Kemençe sanatçısı Sercan Halili, 9 yıl sonra çıkardığı ‘Hotel İstanbul Vol 2’ albümüyle dinleyicilerini mest etti. Bir gezginin gözünden İstanbul’u betimlediği çalışmasını anlattı: Bu kente aşık olan gezgin yıllardır görmediği sevgilisine kavuştuğunu hissediyor. İstanbul’un hem güzelliği hem olumsuzlukları saymakla bitmez. Bunların hepsi notalara yansıyor. Her müzik türünü dinler ve beğendiğim bölümleri kemençeyle çalmaya çalışırım. Bu, bazen Safiye Ayla bazen Paco de Lucia olur.
IŞIL ÇALIŞKAN / İSTANBUL
Çocuğu gibi gördüğü, gözünden bile sakındığı kemençesi onun her şeyi. Müziğinden de anlaşılır Sercan Halili’nin enstrümanına olan düşkünlüğü. Kemençe sanatçısı tam 9 yıl aradan sonra ‘Hotel İstanbul Vol 2’ isimli albümüyle dinleyici karşısında. Şiirlere, filmlere, tablolara konu olan İstanbul, Halili’nin bakışıyla ikinci kez İstanbul’u keşfettiriyor. İstanbul kemençesine 21’inci yüzyıl penceresinden eklektik bir yorum getiren sanatçı, albümün öne çıkan enstrümantal parçalarından biri olan ‘Jobim’e mektup’ olarak adlandırdığı kendi bestesi ‘Bozacının Şahidi Şıracı’ ile açılışı yapıyor. ‘Kırım Türküsü’, ‘Gnossienne’, ‘Tango’, ‘Je Crois Entendre Encore’, ‘Essential’, ‘Tiridine Bandım’ da albümdeki parçalardan birkaçı. Müzisyen, albümde doğu batı sentezini dün ve bugünle harmanlayarak ustalıkla dinleyiciye sunuyor. Albümde kemençenin yanı sıra ud, kanun, tanbur, ney gibi başlıca doğu enstrümanlarıyla çello, viyola, piyano gibi batı çalgılarına da yer veriyor. Halili’ye albümde vokalde Elif Güreşçi, Atakan Akdaş ve Emrah Günaydın eşlik ediyor. Müzisyenle yeni albümünü konuştuk.

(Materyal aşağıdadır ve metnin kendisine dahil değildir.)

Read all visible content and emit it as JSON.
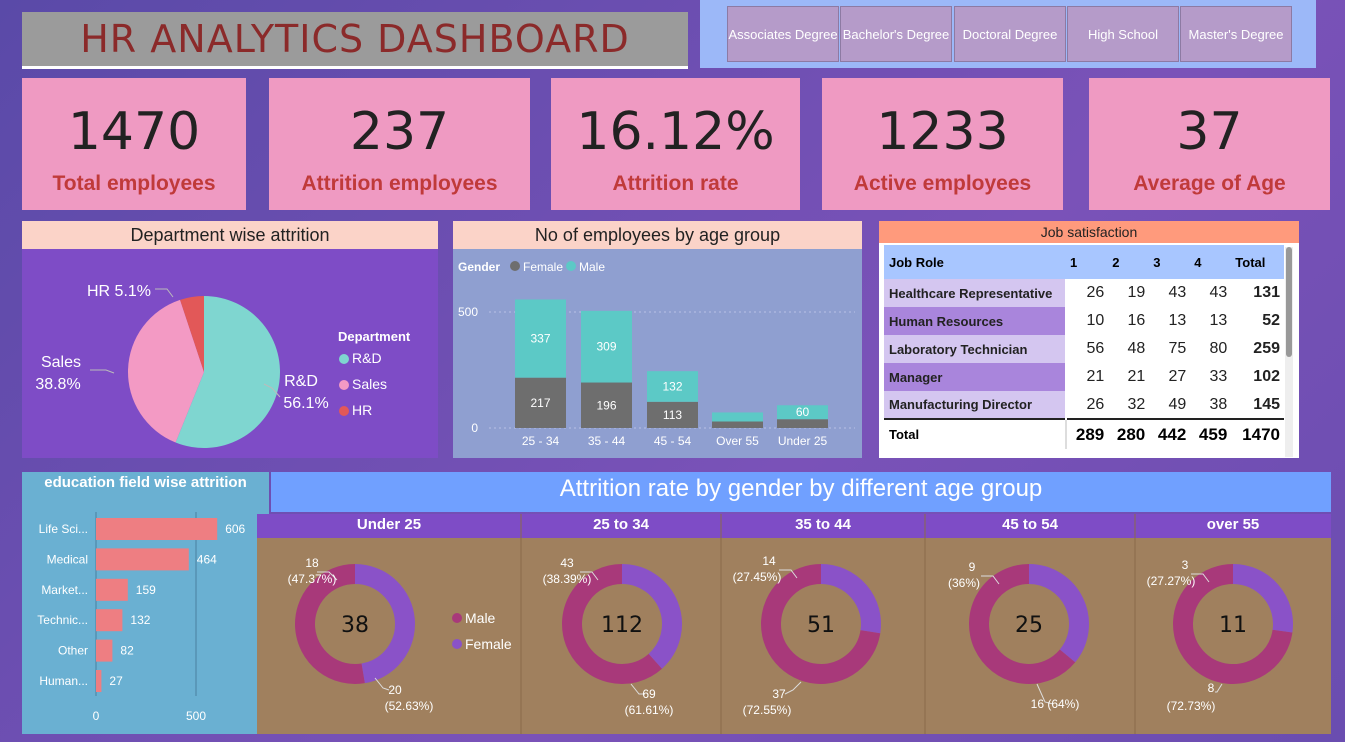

İkinci albüm tam 9 yıl sonra geldi. Bu süreci nasıl geçirdiniz?
Aslında bu zaman aralığında başka çalışmalarım da oldu elbette. ‘Hotel İstanbul’un ilk yayınından sonra piyanist Erman Türkeli ile birlikte İstanbul Duo CD’mizi yayınladık. Daha sonra çeşitli guruplarla ve solistlerle birçok CD çalışmalarına katıldım. Diyeceksiniz ki koskoca 9 yılda daha başka birşeyler yok mu diye? Yurt içinde yurtdışında sayamayacağım kadar etnik, caz ve senfonik konserler, dizi müzikleri, reklam müzikleri ve çeşitli projelerde müzik yönetmenliği yaptım. Haliyle bir bakmışım ilk göz ağrım ‘Hotel İstanbul’un üstünden 9 yıl geçmiş.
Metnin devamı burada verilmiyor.